FILSAFAT SEJARAH DIPANDANG DARI ALKITAB/TEOLOGI

Alkitab, dalam proses penulisannya tidak terlepas dari kisah-kisah yang nyata terjadi
pada jaman itu. Alkitab itu ditulis berdasarkan sejarah yang bertujuan untuk
menceritakan hal yang terjadi pada waktu itu kepada generasi sesudahnya. Karena itu,
seringkali oleh orang-orang liberal ataupun sekuler alkitab sering dipandang hanya
sebagai buku sejarah saja. Sedangkan hal-hal yang di luar nalar ataupun dari wahyu
ilahi dianggap sebagai mitos belaka. Adapun beberapa contoh bahwa teologi di dalam
alkitab tidak bisa diterima oleh para filsuf karena peristiwa yang terjadi tidak bisa
dicerna oleh akal. Contohnya kisah penciptaan alam semesta ataupun kisah penciptaan
Adam dan Hawa, kisah tersebut ditulis pada jaman Musa. Sehingga tidak mungkin pada
jaman Adam dan Hawa ataupun sebelum manusia diciptakan, manusia dapat
mengetahuinya kisah penciptaan tersebut. Oleh para filsuf dianggap sebagai dongeng
saja. Contoh lainnya adalah peristiwa perkawinan di Kana, di mana ada mujizat air
menjadi anggur. Meskipun peristiwa tidak ditolak oleh satu orang pun pada saat itu
tetapi oleh para filsuf hal tersebut tidak mungkin pernah bisa terjadi. Mukjizat-mujizat
yang dilakukan oleh musa dalam peristiwa 10 tulah, oleh para filsuf dan ilmuwan
mereka akan mencari dengan segala cara untuk membuktikan bahwa mujizat 10 tulah
tersebut dapat dijelaskan secara ilmiah ataupun akal.

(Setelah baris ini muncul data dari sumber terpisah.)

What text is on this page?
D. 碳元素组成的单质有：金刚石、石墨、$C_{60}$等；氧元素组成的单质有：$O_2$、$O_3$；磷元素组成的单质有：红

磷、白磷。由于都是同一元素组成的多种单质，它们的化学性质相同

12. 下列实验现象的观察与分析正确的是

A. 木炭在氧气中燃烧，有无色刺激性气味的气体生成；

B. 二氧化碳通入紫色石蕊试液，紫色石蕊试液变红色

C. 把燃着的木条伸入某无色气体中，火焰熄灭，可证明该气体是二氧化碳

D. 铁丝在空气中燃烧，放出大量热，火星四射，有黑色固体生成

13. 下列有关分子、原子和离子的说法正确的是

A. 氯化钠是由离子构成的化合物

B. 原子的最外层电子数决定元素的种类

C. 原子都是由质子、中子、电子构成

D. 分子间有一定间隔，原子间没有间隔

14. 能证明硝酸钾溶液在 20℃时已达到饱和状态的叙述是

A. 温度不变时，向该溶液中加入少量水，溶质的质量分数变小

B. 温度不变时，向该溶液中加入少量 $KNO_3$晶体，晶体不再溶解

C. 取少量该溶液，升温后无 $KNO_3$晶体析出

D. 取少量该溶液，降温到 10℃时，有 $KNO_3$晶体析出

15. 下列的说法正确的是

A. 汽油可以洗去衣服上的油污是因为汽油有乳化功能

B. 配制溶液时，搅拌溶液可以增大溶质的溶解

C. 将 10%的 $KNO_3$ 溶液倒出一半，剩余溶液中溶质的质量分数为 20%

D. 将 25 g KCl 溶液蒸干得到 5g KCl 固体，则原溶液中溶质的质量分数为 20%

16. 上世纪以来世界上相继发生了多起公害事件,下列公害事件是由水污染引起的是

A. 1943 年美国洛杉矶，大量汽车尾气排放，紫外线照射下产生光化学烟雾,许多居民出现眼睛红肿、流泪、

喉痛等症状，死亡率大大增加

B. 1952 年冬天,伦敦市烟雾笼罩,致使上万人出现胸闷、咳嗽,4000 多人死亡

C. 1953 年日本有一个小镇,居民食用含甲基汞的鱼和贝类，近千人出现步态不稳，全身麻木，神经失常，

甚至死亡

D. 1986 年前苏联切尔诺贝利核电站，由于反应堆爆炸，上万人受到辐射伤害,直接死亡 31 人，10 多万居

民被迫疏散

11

Namun, dengan filsafat sejarah kita mampu melihat makna ataupun faedah dari
pembacaan Alkitab. Misalnya ketika melihat perpolitikan di dalam Alkitab yakni pada
zaman raja-raja Israel maupun Yehuda, kita akan mendapati bahwa raja yang tidak
melakukan kaidah-kaidah yang benar dalam kehidupan sosialnya, maka masa
kejayaannya pun tidak akan bertahan lama dan mendapat rintangan dari masyarakat
maupun dari pihak musuh. Namun dengan kacamata teologi, kita malahan akan melihat
bahwa segala sesuatu yang terjadi berada di bawah tangan Tuhan. Kerajaan yang
menentang Tuhan tidak akan selamanya memperoleh kejayaan, bahkan seringkali
kehancuran selalu di depan mata.

Filsafat sejarah tidak selalu bertolak dari pandangan teologi sejarah, namun ada bagian-
bagian tertentu yang tidak dapat dicakup melalui filsafat sejarah karena pewahyuan
Allah bukanlah hasil dari pemikiran manusia.
BAB IV

KESIMPULAN

Adapun beberapa kesimpulan yang dapat diambil dari pembahasan di atas adalah
sebagai berikut:

1. Filsafat sejarah bukan hanya mencakup tentang peristiwa-peristiwa yang terjadi


pada masa lampau, namun juga aturan-aturan, hukum-hukum, norma-norma,
alur kisah, dan juga hal yang signifikan yang mampu membuat perubahan atau
perkembangan bagi masyarakat saat itu.
2. Filsafat sejarah hanya mampu mencakup atau menerima Alkitab sebatas apa
yang dapat diterima oleh akal budi manusia dan mengabaikan hal-hal yang
bersifat pewahyuan dari Allah.
3. Sebagai orang Kristen, hendaknya kita jangan hanya melihat Alkitab dari filsafat
sejarah saja, namun biarlah Roh Kudus membimbing kita terhadap hal-hal yang
supranatural sehingga semakin sempurna pengenalan kita akan Tuhan.